Tuesday, November 11, 2008

Another Brick in the Wall

Some of you might have noticed the wall in yesterday's photograph. Well, that's part of the York city wall. These walls extend for several miles around the centre of the city, and it's possible to walk around on the top of them - at least before they shut them at sundown. Though "sundown" is a fairly abstract concept when the sky is so filled with clouds that you can't actually see the sun, so at times it might be more guesswork than anything else.

While they don't completely surround the city centre like in the Chinese city Xi'an and you can't ride a bike around them, they do pre-date those walls by about 500 years, having being built some time around 71 AD. This is the one really weird thing about the UK. Everything is old.
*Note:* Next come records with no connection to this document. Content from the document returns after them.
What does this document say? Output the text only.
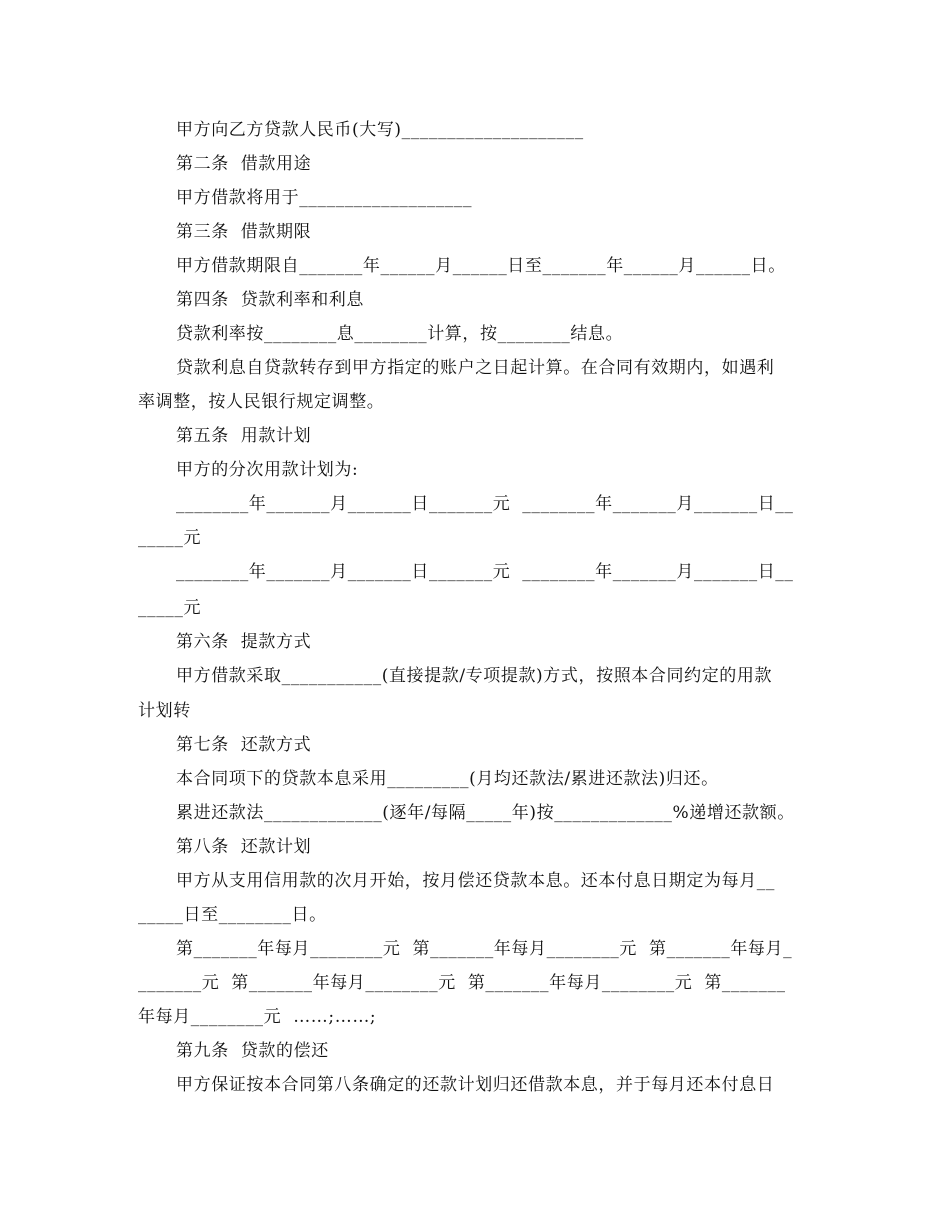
甲方向乙方贷款人民币(大写)____________________
第二条  借款用途
甲方借款将用于___________________
第三条  借款期限
甲方借款期限自_______年______月______日至_______年______月______日。
第四条  贷款利率和利息
贷款利率按________息________计算，按________结息。
贷款利息自贷款转存到甲方指定的账户之日起计算。在合同有效期内，如遇利
率调整，按人民银行规定调整。
第五条  用款计划
甲方的分次用款计划为:
________年_______月_______日_______元  ________年_______月_______日__
_____元
________年_______月_______日_______元  ________年_______月_______日__
_____元
第六条  提款方式
甲方借款采取___________(直接提款/专项提款)方式，按照本合同约定的用款
计划转
第七条  还款方式
本合同项下的贷款本息采用_________(月均还款法/累进还款法)归还。
累进还款法_____________(逐年/每隔_____年)按_____________%递增还款额。
第八条  还款计划
甲方从支用信用款的次月开始，按月偿还贷款本息。还本付息日期定为每月__
_____日至________日。
第_______年每月________元  第_______年每月________元  第_______年每月_
_______元  第_______年每月________元  第_______年每月________元  第_______
年每月________元  ……;……;
第九条  贷款的偿还
甲方保证按本合同第八条确定的还款计划归还借款本息，并于每月还本付息日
Historic. It's not like Australia where something is historic if it's been around for a hundred years or so. Heck, by those standards, there's probably some moldy bread lying on a street that's historic. But I digress, and I could most likely write a whole post about that, so there's no point in wasting good blogging material. So, back to the walls.

Well, it's obvious that the thing have been here for a while, because if you walk on the edge, a loose stone here and there reminds you that you're perhaps not doing the safest thing in the world. Perhaps the most interesting thing is that the ground level at points has risen so much that the walls would be unlikely to keep out anything at all. In fact, they could probably be breached by a slightly aggressive squirrel whose nuts have been stolen. Hmmm, squirrel sappers. Now there's an idea.

Monday, November 10, 2008

Life in the Bike Lane

Apologies for not having updated this in a while, but I've been fairly busy. I thought I was overdue for me to give a bit of information about where I am. I'm living in York, which is an interesting little city. So far, the English weather has proven to be as fickle as a four year old's temper, and the Crowded House song "Four Seasons in One Day" isn't even close. Four seasons in one hour would probably be closer to the mark.
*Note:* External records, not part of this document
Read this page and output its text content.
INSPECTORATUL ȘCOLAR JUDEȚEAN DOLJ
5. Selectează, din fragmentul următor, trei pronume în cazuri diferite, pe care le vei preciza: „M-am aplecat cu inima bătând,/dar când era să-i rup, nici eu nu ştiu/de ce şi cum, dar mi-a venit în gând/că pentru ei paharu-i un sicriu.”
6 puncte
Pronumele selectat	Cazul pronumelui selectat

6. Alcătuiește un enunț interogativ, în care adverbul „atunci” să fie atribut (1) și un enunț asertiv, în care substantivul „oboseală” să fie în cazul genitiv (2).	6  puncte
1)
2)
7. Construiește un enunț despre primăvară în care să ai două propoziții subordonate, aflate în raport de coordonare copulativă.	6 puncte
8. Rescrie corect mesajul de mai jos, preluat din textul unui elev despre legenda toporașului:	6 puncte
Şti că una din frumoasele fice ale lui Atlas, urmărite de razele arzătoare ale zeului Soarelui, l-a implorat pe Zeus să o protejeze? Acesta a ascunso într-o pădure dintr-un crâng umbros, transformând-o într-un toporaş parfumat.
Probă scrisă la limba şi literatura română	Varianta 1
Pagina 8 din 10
But the thing I'm posting about today is how York is so amazingly accommodating to cyclists. Coming from Canberra, which is supposedly a cyclist friendly city (although sometimes some car drivers seem to forget that), York wins unequivocally in providing for cyclists.

Not only do cyclists get bike paths on the side of the road, but cars actually give way to them instead of treating them as a mobile speed hump that gives them points in some kind of real-life Grand Theft Auto game.

However, the really unique thing is that cyclists get their own traffic lights. Yes, there's bicycle lights that go green when cyclists get their turn to go while all the cars are stopped for them to go through.

In some intersections, there's even little "bike-only" areas right at the front of the intersection, so the cyclists get to ride past all the stationary cars at the red traffic lights to their little buffer zone. Then, before all the cars get to go, the cyclists get a few seconds to get moving and through the intersection and get back in their bike line before the red lights disappear completely and allow the cars to move as well.

Of course, there has to be some drawback to all this cyclist generosity. And there is, but it's a fairly simply one. If you ride on the pedestrian footpath, you're liable to be hit with a 30 pound fine.